Natural Language Processing (NLP) for Accessibility
The "Natural Language Processing (NLP) for Accessibility" initiative focuses on utilizing Natural Language Processing to analyze social media interactions and bug reports to enhance digital accessibility. This project aims to extract and synthesize insights from user-generated content to improve accessibility features in software applications, particularly for individuals with visual disabilities or eye conditions.
Motivation
Digital platforms and software updates frequently introduce changes that can inadvertently compromise accessibility. The motivation behind this project stems from the need to systematically analyze feedback from users, especially those with visual impairments, to identify and address these unintended consequences. By focusing on social media data and bug reports, the project leverages a rich source of real-time, user-generated insights that can guide developers in creating more inclusive technologies.
Project Goals
Accessibility Feedback Analysis: Develop NLP tools to automatically extract and classify accessibility-related feedback from social media and bug reports, focusing on visual disabilities and eye conditions.
Impact Assessment of Updates: Analyze how software updates affect app accessibility by studying user reviews and feedback over time, helping developers understand the ramifications of their modifications.
Interactive Reporting Tools: Create advanced NLP-driven reporting tools that allow developers to quickly identify common issues and trends in accessibility, enabling more responsive and informed development practices.

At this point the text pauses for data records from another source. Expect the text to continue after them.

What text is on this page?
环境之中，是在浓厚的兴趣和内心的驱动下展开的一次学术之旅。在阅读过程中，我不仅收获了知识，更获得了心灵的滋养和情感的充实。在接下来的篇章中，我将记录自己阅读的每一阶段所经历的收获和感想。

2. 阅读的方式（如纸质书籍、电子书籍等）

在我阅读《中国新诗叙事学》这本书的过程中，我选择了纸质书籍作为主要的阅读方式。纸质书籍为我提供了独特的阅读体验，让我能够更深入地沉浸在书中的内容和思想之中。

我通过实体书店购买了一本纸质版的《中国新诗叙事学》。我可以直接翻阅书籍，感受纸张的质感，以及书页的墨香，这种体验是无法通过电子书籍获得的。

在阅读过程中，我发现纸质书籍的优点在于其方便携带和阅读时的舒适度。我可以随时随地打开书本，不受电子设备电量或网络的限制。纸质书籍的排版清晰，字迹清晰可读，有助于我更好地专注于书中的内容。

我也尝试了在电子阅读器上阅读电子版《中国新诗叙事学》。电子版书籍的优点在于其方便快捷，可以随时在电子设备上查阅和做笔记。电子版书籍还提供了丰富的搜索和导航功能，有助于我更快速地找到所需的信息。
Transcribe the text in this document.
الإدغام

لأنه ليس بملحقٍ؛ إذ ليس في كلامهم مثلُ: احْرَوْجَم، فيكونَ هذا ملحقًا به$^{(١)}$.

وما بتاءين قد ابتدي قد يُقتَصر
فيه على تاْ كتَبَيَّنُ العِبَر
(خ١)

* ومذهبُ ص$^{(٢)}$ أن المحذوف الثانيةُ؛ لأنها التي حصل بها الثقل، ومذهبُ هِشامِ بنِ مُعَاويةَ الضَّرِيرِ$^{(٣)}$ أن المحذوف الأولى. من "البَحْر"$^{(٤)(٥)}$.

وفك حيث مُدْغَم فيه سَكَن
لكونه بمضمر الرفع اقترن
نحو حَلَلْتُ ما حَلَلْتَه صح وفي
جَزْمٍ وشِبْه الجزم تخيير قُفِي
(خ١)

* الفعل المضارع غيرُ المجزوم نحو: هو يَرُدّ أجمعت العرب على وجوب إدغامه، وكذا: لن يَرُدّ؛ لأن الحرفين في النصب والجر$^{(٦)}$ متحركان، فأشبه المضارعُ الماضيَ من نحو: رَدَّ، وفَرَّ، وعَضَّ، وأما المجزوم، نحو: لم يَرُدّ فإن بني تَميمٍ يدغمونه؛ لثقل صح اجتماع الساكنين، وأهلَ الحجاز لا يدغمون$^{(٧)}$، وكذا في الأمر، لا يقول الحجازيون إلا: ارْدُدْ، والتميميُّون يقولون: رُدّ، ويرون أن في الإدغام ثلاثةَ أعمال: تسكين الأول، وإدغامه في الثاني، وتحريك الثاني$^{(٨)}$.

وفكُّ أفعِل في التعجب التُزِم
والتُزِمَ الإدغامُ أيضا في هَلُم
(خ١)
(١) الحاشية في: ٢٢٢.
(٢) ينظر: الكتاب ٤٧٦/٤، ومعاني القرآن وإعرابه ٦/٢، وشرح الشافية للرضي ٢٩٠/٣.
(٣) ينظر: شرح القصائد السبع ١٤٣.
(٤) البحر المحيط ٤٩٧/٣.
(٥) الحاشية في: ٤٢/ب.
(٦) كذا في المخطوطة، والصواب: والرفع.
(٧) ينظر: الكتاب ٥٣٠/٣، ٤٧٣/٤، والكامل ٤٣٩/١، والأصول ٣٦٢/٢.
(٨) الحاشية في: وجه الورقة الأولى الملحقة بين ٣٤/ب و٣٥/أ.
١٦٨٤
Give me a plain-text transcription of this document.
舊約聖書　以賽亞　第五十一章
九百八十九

Enhancement of Accessibility Features: Use insights gained from NLP analysis to recommend specific changes and improvements in software design, aiming to mitigate barriers introduced by updates and ensure continuous accessibility compliance.
Charectrization
Our preliminary investigations have uncovered significant insights into the challenges and impacts of digital accessibility for individuals with visual impairments. These findings reveal that software updates, while intended to enhance functionality, can inadvertently introduce barriers for visually impaired users. By analyzing a wealth of user feedback, including accessibility reviews and bug reports across various platforms, we have identified recurring issues that affect the user experience. This analysis serves as a foundation for our NLP-driven initiatives, guiding our efforts to develop tools that can systematically address and rectify these accessibility concerns.
Human-Powered
Integrating human expertise with automated NLP analysis, this project involves collaboration with accessibility experts and the visually impaired community to refine the accuracy and relevance of the NLP tools. This approach ensures that the solutions developed are not only technologically sound but also practically beneficial for users with disabilities.
Accessibility Layers
By implementing a layered NLP framework, the project seeks to address various aspects of accessibility feedback analysis—from initial data collection to deep semantic analysis and actionable reporting. This structured approach ensures that each stage of feedback processing contributes to a comprehensive understanding of user experiences, ultimately leading to more accessible and inclusive software developments.